What if the Dukes of Hazard were Black?


Thought experiment (in case you’ve ever wondered, “What in the world is she thinking???” Here ya go.):

Listening to and learning from my black friends and family members about how they walk through the world has been quite a humbling a process for the last couple of years (Realizing the most basic answer was “different than how I do” was the first step in the process).

After the conversation my (black) sister and I had yesterday about staying together while she was pushing my (white) daughter in the shopping cart so as to avoid an unnecessary police or security encounter, I thought about the benefit of the doubt that I’ve enjoyed my entire life.

I thought about examples like news reports using white suspects’ yearbook pictures but black suspects’ mug shots. Or headlines describing black folk “looting” after Hurricane Katrina, but white folk “salvaging” after Michael.

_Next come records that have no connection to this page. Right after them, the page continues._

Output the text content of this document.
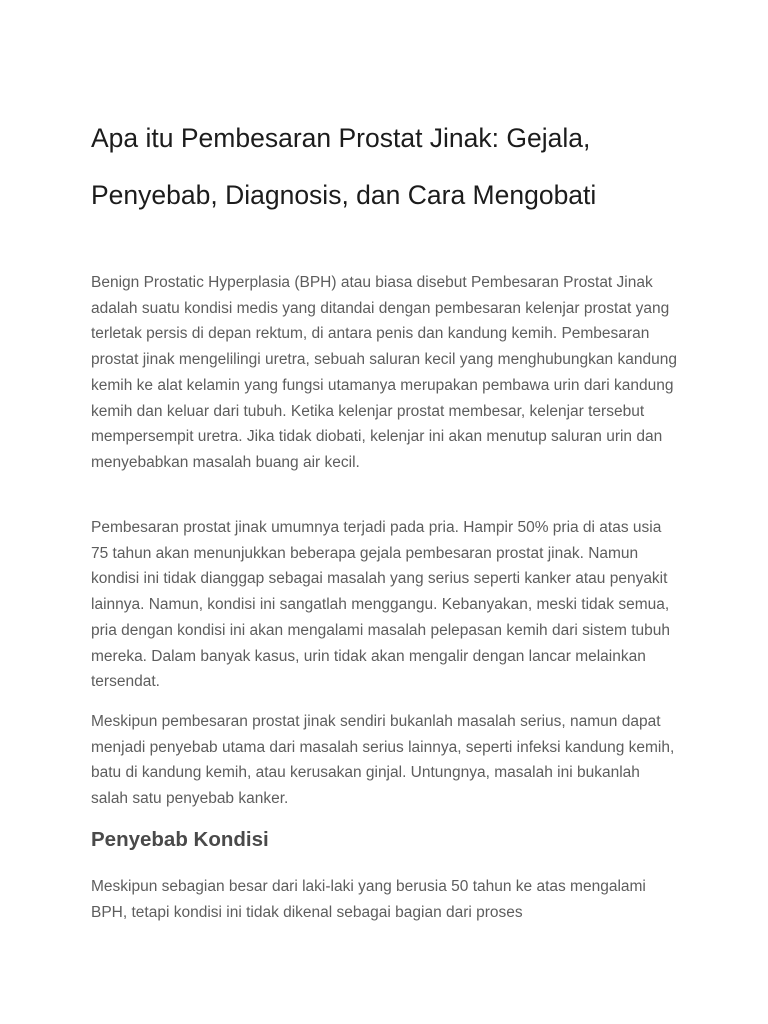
Apa itu Pembesaran Prostat Jinak: Gejala, Penyebab, Diagnosis, dan Cara Mengobati

Benign Prostatic Hyperplasia (BPH) atau biasa disebut Pembesaran Prostat Jinak adalah suatu kondisi medis yang ditandai dengan pembesaran kelenjar prostat yang terletak persis di depan rektum, di antara penis dan kandung kemih. Pembesaran prostat jinak mengelilingi uretra, sebuah saluran kecil yang menghubungkan kandung kemih ke alat kelamin yang fungsi utamanya merupakan pembawa urin dari kandung kemih dan keluar dari tubuh. Ketika kelenjar prostat membesar, kelenjar tersebut mempersempit uretra. Jika tidak diobati, kelenjar ini akan menutup saluran urin dan menyebabkan masalah buang air kecil.

Pembesaran prostat jinak umumnya terjadi pada pria. Hampir 50% pria di atas usia 75 tahun akan menunjukkan beberapa gejala pembesaran prostat jinak. Namun kondisi ini tidak dianggap sebagai masalah yang serius seperti kanker atau penyakit lainnya. Namun, kondisi ini sangatlah menggangu. Kebanyakan, meski tidak semua, pria dengan kondisi ini akan mengalami masalah pelepasan kemih dari sistem tubuh mereka. Dalam banyak kasus, urin tidak akan mengalir dengan lancar melainkan tersendat.

Meskipun pembesaran prostat jinak sendiri bukanlah masalah serius, namun dapat menjadi penyebab utama dari masalah serius lainnya, seperti infeksi kandung kemih, batu di kandung kemih, atau kerusakan ginjal. Untungnya, masalah ini bukanlah salah satu penyebab kanker.

Penyebab Kondisi

Meskipun sebagian besar dari laki-laki yang berusia 50 tahun ke atas mengalami BPH, tetapi kondisi ini tidak dikenal sebagai bagian dari proses
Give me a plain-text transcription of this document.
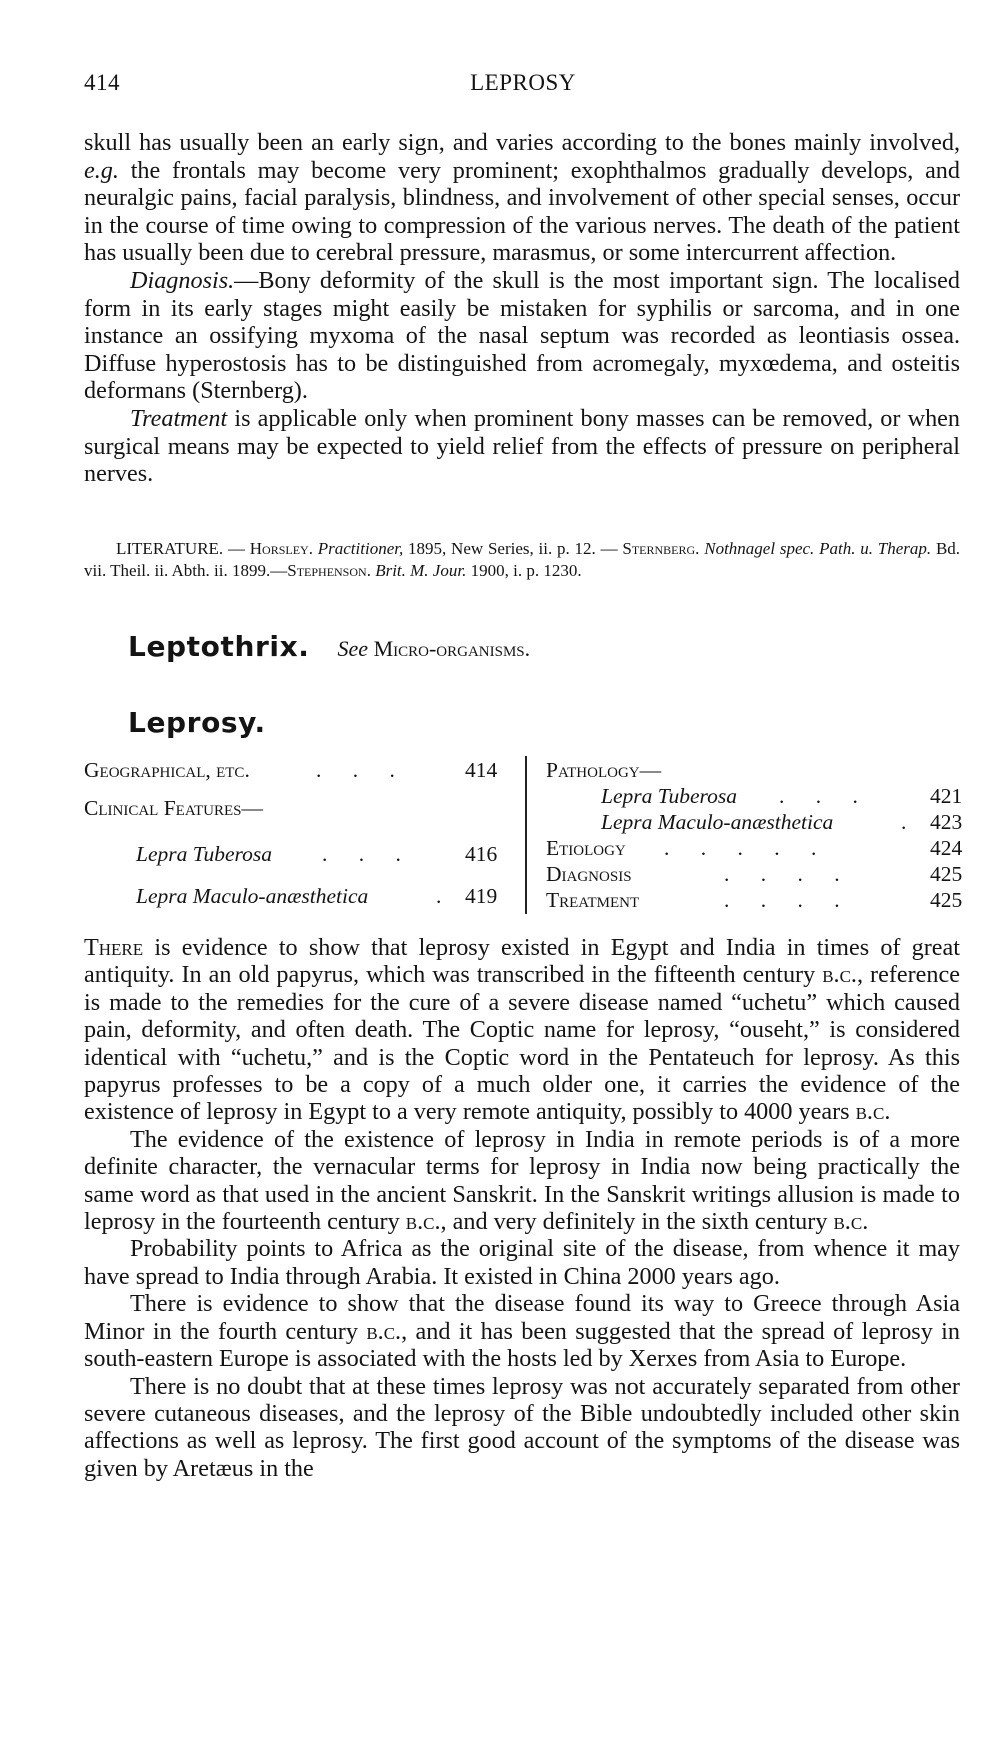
414	LEPROSY

skull has usually been an early sign, and varies according to the bones mainly involved, e.g. the frontals may become very prominent; exophthalmos gradually develops, and neuralgic pains, facial paralysis, blindness, and involvement of other special senses, occur in the course of time owing to compression of the various nerves. The death of the patient has usually been due to cerebral pressure, marasmus, or some intercurrent affection.

Diagnosis.—Bony deformity of the skull is the most important sign. The localised form in its early stages might easily be mistaken for syphilis or sarcoma, and in one instance an ossifying myxoma of the nasal septum was recorded as leontiasis ossea. Diffuse hyperostosis has to be distinguished from acromegaly, myxœdema, and osteitis deformans (Sternberg).

Treatment is applicable only when prominent bony masses can be removed, or when surgical means may be expected to yield relief from the effects of pressure on peripheral nerves.

LITERATURE. — Horsley. Practitioner, 1895, New Series, ii. p. 12. — Sternberg. Nothnagel spec. Path. u. Therap. Bd. vii. Theil. ii. Abth. ii. 1899.—Stephenson. Brit. M. Jour. 1900, i. p. 1230.
Leptothrix. See Micro-organisms.
Leprosy.
Geographical, etc.	. . .	414
Clinical Features—
Lepra Tuberosa . . . 416
Lepra Maculo-anæsthetica	. 419
Pathology—
Lepra Tuberosa . . .	421
Lepra Maculo-anæsthetica	. 423
Etiology . . . . .	424
Diagnosis	. . . .	425
Treatment	. . . .	425

There is evidence to show that leprosy existed in Egypt and India in times of great antiquity. In an old papyrus, which was transcribed in the fifteenth century b.c., reference is made to the remedies for the cure of a severe disease named “uchetu” which caused pain, deformity, and often death. The Coptic name for leprosy, “ouseht,” is considered identical with “uchetu,” and is the Coptic word in the Pentateuch for leprosy. As this papyrus professes to be a copy of a much older one, it carries the evidence of the existence of leprosy in Egypt to a very remote antiquity, possibly to 4000 years b.c.

The evidence of the existence of leprosy in India in remote periods is of a more definite character, the vernacular terms for leprosy in India now being practically the same word as that used in the ancient Sanskrit. In the Sanskrit writings allusion is made to leprosy in the fourteenth century b.c., and very definitely in the sixth century b.c.

Probability points to Africa as the original site of the disease, from whence it may have spread to India through Arabia. It existed in China 2000 years ago.

There is evidence to show that the disease found its way to Greece through Asia Minor in the fourth century b.c., and it has been suggested that the spread of leprosy in south-eastern Europe is associated with the hosts led by Xerxes from Asia to Europe.

There is no doubt that at these times leprosy was not accurately separated from other severe cutaneous diseases, and the leprosy of the Bible undoubtedly included other skin affections as well as leprosy. The first good account of the symptoms of the disease was given by Aretæus in the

Then I thought about the society of my childhood. So I did a little thought excercise:

“Imagine if ___________ was black,” and I inserted famously mischievous white characters and thought about the difference in storyline the racial change would necessitate.

Here were the first three off the top of my head.

1. Zach Morris, Saved by the Bell: Behavior problem, menace to the classroom, sexual harasser of female students; expelled to the system alternative school or in juvenile detention.

2. Dukes of Hazard: Incarcerated, because they’ve “been in trouble with the law/ since the day they was born.”

3. The McAllister Family, Home Alone: parents arrested for child abandonment, family separated, kids sent to foster homes. And since it happened a SECOND time? Probably moving from reunification to permanency.

My conclusion was that, in general, white people get the benefit of the doubt concerning intent, and black people are assumed to be doing the worst.

This, of course, is not universal, but when, as a white kid, you grow up with the understanding that breaking the law is ok if you’re “never meaning no harm,” it makes sense that our current culture exists.

What other storylines would be vastly different had the characters been people of color?